Il sindaco di Venezia ha lanciato delle idee per aiutare i cittadini in isolamento: «Preparatori atletici e psicologi disponibili da remoto»

Luigi Brugnaro, sindaco di Venezia, durante una conference call di oggi sul dl anti-Covid approvato da governo la scorsa settimana, ha lanciato un appello all’Europa: «Per affrontare la crisi del coronavirus servono gli “eurobond“. Emetteteli». Ha poi detto di essere preoccupato sulla cassa integrazione perchè «i conti non tornano: nel dl si indicano 5 miliardi ma ne servono almeno 10. Lo dico con umiltà: per 9 settimane di cassa integrazione come previsto dal dl vanno raddoppiate le risorse. Lancio un appello al governo a fare bene i conti e impostare più risorse. Se si chiude tutto, bisogna pagare il conto».

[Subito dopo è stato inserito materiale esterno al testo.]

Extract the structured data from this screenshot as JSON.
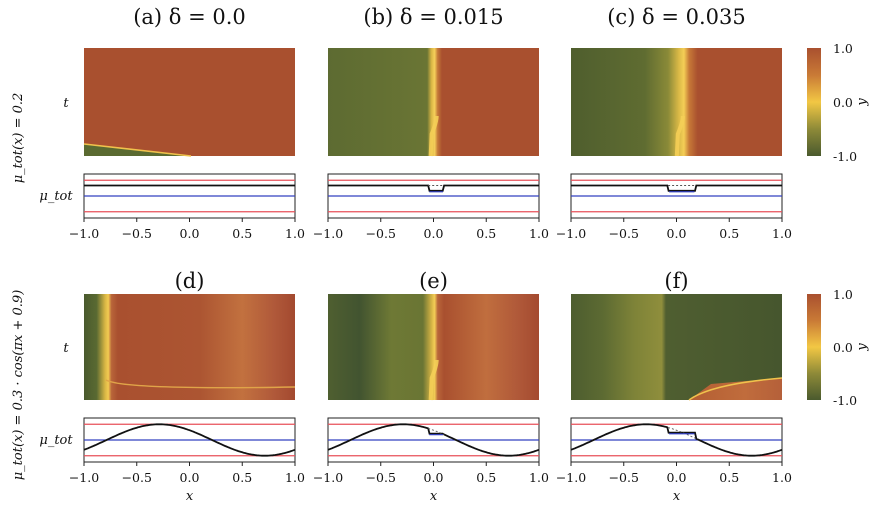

Brugnaro ha chiesto chiarimenti sui bilanci dei comuni: «Ad oggi tutti gli intervenit di protezione dei cittadini, tutela e sanificazione sono stati fatti con le risorse delle casse comunali. E’ bene che il governo trasferisca su carta i suoi intendimenti, chiarendo l’aspetto dei bilanci dei comuni. Siamo disponibili a sederci con il governo per fare un conto economico. Con la massima lealtà e fedeltà al paese per costruire una manovra economica che abbia i numeri. Ci mettiamo la faccia e saremo lì».

Per quanto riguarda la situazione a Venezia, il sindaco ha tenuto a sottolineare che la sanificazione è stata effettuata con «sostanze non nocive per le persone e per i pesci» e che sta ragionando su alcune ipotesi per aiutare i cittadini in questa fase di isolamento come «preparatori atletici da remoto per aiutare i bambini magari con delle garette o un servizio di psicologi per chi è a casa da solo, non solo anziani, ma anche i bambini».